When parents separate, before there is an agreement or a court order, both of them have equal rights to custody. If you’re following this stuff that I write, by now you are all de facto custody experts, so let’s jump right into the kind of orders that a court can make if the dueling duo can’t agree on custody.
Firstly, it’s not only the parents who can apply for custody. Many people ask about grandparents rights. The answer is right at your fingertips. S. 21 of the Children’s Law Reform Act specifies that: “A parent of a child or any other person may apply to a court for an order respecting custody of or access to the child or determining any aspect of the incidents of custody of the child”. The emphasis here is on the words “any other person”. In theory, anyone could apply for custody of your kids. Whoa! Now’s a good time to take a serious look at the old family tree (“Hey Jimmy, ya got a fairy godmother? Hmmm….. No, but we got an uncle Phil we keep a close eye on!”). Yep, that’s right – any person can apply to a court for custody, access or a determination of anything else relating to custody.

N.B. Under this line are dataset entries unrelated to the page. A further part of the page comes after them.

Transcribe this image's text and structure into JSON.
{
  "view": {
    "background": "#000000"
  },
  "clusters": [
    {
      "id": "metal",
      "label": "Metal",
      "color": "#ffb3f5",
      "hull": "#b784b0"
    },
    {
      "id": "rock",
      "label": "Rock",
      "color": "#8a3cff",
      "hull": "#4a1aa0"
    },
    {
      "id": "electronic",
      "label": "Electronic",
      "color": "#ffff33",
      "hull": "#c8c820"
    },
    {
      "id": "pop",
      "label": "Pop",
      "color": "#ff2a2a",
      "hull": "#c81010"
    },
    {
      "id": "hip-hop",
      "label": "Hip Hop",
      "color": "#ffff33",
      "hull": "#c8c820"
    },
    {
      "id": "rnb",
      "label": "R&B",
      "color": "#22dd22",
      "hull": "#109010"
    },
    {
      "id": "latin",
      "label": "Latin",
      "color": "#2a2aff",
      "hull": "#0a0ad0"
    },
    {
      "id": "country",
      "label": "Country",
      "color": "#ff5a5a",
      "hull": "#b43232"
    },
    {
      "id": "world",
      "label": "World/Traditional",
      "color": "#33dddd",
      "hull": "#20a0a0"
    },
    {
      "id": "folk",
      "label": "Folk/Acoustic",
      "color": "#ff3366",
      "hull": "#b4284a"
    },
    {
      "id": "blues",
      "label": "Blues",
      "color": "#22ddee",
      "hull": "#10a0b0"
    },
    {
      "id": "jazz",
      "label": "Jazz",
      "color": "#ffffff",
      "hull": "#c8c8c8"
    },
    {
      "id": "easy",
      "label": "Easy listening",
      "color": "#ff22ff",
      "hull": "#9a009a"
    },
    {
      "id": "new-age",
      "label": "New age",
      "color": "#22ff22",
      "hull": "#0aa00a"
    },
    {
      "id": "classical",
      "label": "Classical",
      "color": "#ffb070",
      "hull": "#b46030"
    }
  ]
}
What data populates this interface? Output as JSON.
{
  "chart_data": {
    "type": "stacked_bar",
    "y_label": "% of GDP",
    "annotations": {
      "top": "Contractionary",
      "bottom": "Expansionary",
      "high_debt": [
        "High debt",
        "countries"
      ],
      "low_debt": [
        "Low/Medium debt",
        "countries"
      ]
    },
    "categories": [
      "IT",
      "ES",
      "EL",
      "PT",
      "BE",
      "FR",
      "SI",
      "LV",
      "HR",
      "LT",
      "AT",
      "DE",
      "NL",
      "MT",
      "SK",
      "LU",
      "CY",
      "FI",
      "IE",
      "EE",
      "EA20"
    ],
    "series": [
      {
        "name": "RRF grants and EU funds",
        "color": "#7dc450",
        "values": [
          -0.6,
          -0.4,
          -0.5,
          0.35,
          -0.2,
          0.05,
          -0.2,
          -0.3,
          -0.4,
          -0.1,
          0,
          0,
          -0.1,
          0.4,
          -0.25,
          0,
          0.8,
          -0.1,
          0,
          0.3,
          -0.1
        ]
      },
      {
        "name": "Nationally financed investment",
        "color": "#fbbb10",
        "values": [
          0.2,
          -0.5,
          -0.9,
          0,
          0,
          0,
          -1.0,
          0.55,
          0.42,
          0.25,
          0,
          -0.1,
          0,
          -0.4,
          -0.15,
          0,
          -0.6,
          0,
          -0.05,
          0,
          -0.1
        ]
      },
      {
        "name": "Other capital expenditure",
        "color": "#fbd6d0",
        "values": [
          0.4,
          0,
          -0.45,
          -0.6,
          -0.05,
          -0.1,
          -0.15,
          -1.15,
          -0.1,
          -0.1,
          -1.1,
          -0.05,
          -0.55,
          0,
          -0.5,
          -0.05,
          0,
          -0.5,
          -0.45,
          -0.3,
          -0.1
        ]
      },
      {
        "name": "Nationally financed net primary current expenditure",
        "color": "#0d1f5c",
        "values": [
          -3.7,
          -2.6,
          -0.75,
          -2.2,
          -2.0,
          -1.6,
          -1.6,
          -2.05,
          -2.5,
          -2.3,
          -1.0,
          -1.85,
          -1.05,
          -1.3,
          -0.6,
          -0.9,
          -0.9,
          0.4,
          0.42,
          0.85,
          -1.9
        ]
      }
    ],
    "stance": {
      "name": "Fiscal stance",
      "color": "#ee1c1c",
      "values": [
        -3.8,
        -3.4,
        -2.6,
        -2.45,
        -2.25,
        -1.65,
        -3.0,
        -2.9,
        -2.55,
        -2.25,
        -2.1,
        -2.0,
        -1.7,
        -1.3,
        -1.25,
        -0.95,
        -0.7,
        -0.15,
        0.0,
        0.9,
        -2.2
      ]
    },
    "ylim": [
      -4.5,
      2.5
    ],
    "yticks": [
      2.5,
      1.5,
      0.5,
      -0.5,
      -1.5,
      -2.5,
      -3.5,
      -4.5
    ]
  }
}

Now, practically speaking, no judge is going to give the guy that served you once at the McDonalds Drive -Thru custody of your kids. A court can, however, take a good hard look at why there should be access to – for example – grandpa and grandma, aunts and uncles, etc. The section is worded widely for a reason.
Remember that the bottom line in custody is always (yep, I warned ya – here it comes – ) “the best interests of the child”. That is a pretty wide net to spread. Really and truly each case will turn on its own particular facts. There are no hard and fast rules when custody is on the line other than “the best interests of the child”. In as much as each child is different, and each warring couple is “unique” (the politically correct word this year for “crazy”), each custody order tends to be equally different or unique. Don’t look for a rule book or a guideline here.
Ok, let’s start with the obvious. One option is sole custody. One parent has custody of the child, and the other parent has access. That means that the custodial parent makes all of the decisions solo. While the non-custodial (access) parent gets information about things like health, education and welfare of the child, they have no rights to make any of those decisions – just get the info after the decision is made.
One of the biggies here, is that custodial rights generally include the right to decide where the child will live. Unless the custody order or agreement clearly spells out that the child lives in a particular City, a wide open custody order or agreement allows the custodial parent to decide that junior is moving from Mississauga to Moosejaw. That can put a bit of a damper in the weekend access, unless you happen to own a lot of shares in Air Canada.
Mobility rights are a hot topic. People move. People who divorce move a lot. Sometimes they move for legitimate reasons. Sometimes they move for less than legitimate reasons (like falling in love with that guy on the internet who sent the photo of Brad Pitt and grabbing the next steamer to Tonga to meet the love of their life – at least until they find out that the photos were just a little digitally enhanced).
In 1996 the Supreme Court of Canada mulled over the whole mobility thing in Gordon v Goertz,  2 S.C.R. 27. Now, forgive me if you decide to go and read Gordon v Goertz. The Supremes tend to get a little windy when they write, and they don’t always agree with each other. What is interesting from the decision, however, is the comment that:
“The notion of custody under the Divorce Act encompasses the right to choose the child’s place of residence, absent an agreement or a court order to the contrary”.
Now, that’s not to say that a court can’t interfere with it’s overriding power to ensure that the “best interests of the child” are being upheld. The access parent can always apply to the court under the Children’s Law Reform Act or the Divorce Act to try and prevent the move, but it can be a long and expensive uphill battle.
Think long and hard about that when someone asks you to sign over sole custody. Absent a mobility rights restriction in the order or agreement, you might be getting a whole pile of frequent flyer miles.